Substitutions & Swaps
- Use margarine for butter.
- Brown sugar can be replaced with coconut sugar.
- Granulated sugar is swappable with cane sugar.
- You may use mini chocolate chips instead of standard ones.
How to Make It
Let’s get baking!
Preheat the Oven
Preheat oven to 375°F. Line a baking sheet with parchment paper or a silicone baking mat.
Whisk the Dry Ingredients
In a medium bowl, whisk the flour, cornstarch, baking powder, baking soda, and salt together until well combined.
Cream the Butter and Sugars
Cream the butter, brown sugar, and granulated sugar in a mixing bowl on medium speed using a paddle attachment for 2-3 minutes. Scrape down the sides of the bowl as needed.
Mix in Egg and Vanilla
Add the egg and vanilla extract to the bowl, beating on medium speed for 1 minute until mixed thoroughly.
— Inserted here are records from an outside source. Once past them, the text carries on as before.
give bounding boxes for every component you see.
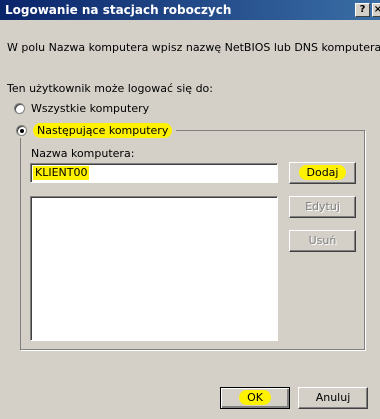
computer-name-input[interactable]: KLIENT00 xyxy=(30,163,278,183)
cancel-button[interactable]: Anuluj xyxy=(298,387,368,409)
add-button-label: Dodaj xyxy=(298,165,347,180)
radio-icon xyxy=(14,102,25,114)
remove-button-label: Usuń xyxy=(308,234,337,247)
instruction-text: W polu Nazwa komputera wpisz nazwę NetBI… xyxy=(7,41,380,54)
remove-button[interactable]: Usuń xyxy=(289,230,356,252)
dialog-body: W polu Nazwa komputera wpisz nazwę NetBI… xyxy=(0,20,380,419)
computers-list[interactable] xyxy=(30,196,278,341)
ok-button-label: OK xyxy=(239,390,271,405)
radio-all-computers[interactable]: Wszystkie komputery xyxy=(14,101,149,115)
computer-name-value: KLIENT00 xyxy=(33,166,90,180)
edit-button-label: Edytuj xyxy=(305,200,340,213)
window-title: Logowanie na stacjach roboczych xyxy=(5,3,232,17)
add-button[interactable]: Dodaj xyxy=(289,162,356,184)
radio-following-computers[interactable]: Następujące komputery xyxy=(14,122,177,138)
close-button[interactable]: × xyxy=(372,3,380,17)
radio-following-computers-label: Następujące komputery xyxy=(33,122,173,138)
radio-checked-icon xyxy=(16,124,27,136)
ok-button[interactable]: OK xyxy=(220,387,290,409)
logon-to-label: Ten użytkownik może logować się do: xyxy=(7,82,213,95)
radio-all-computers-label: Wszystkie komputery xyxy=(31,101,150,115)
title-bar[interactable]: Logowanie na stacjach roboczych ? × xyxy=(0,0,380,20)
close-icon: × xyxy=(373,4,380,15)
help-button[interactable]: ? xyxy=(355,3,370,17)
cancel-button-label: Anuluj xyxy=(315,391,351,404)
edit-button[interactable]: Edytuj xyxy=(289,196,356,218)
help-icon: ? xyxy=(359,4,366,15)
computer-name-label: Nazwa komputera: xyxy=(31,147,135,160)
Combine Dry and Wet Ingredients
Add the dry ingredients to the wet mixture, mixing until JUST combined. Gently stir in the chocolate chips.
Portion the Dough
Using a ½ cup measuring cup, portion the dough into equal-sized balls (5-5.5 oz each). Place the dough balls on the prepared baking sheet, leaving enough space for the cookies to spread—about 2 per tray.
Bake the Cookies
Bake for 9-12 minutes, until the tops are lightly golden and set. Remove from the oven; use a large round biscuit cutter to gently reshape the cookies into a uniform circle if needed. Let sit on the tray for 10 minutes; then transfer to a wire rack to cool for at least 10 minutes before eating.
How to Store It
Fridge: Store cookies in an airtight container for up to 1 week.
Freezer: Yes, store for up to 3 months.
Reheat: Microwave for 10-15 seconds as needed.
Tips for Best Results
- Allow the butter and egg to come to room temperature for better mixing.
- Avoid over-mixing once the dry ingredients are added to maintain a tender cookie.
- Chill the dough for 30 minutes if the cookie balls are too soft to portion.
- Use the biscuit cutter technique immediately after baking for best shape results.
Serving Suggestions
- Enjoy with a tall glass of cold milk.
- Pair with your favorite ice cream for an indulgent dessert.
- Serve at birthday parties or casual gatherings for a crowd-pleaser.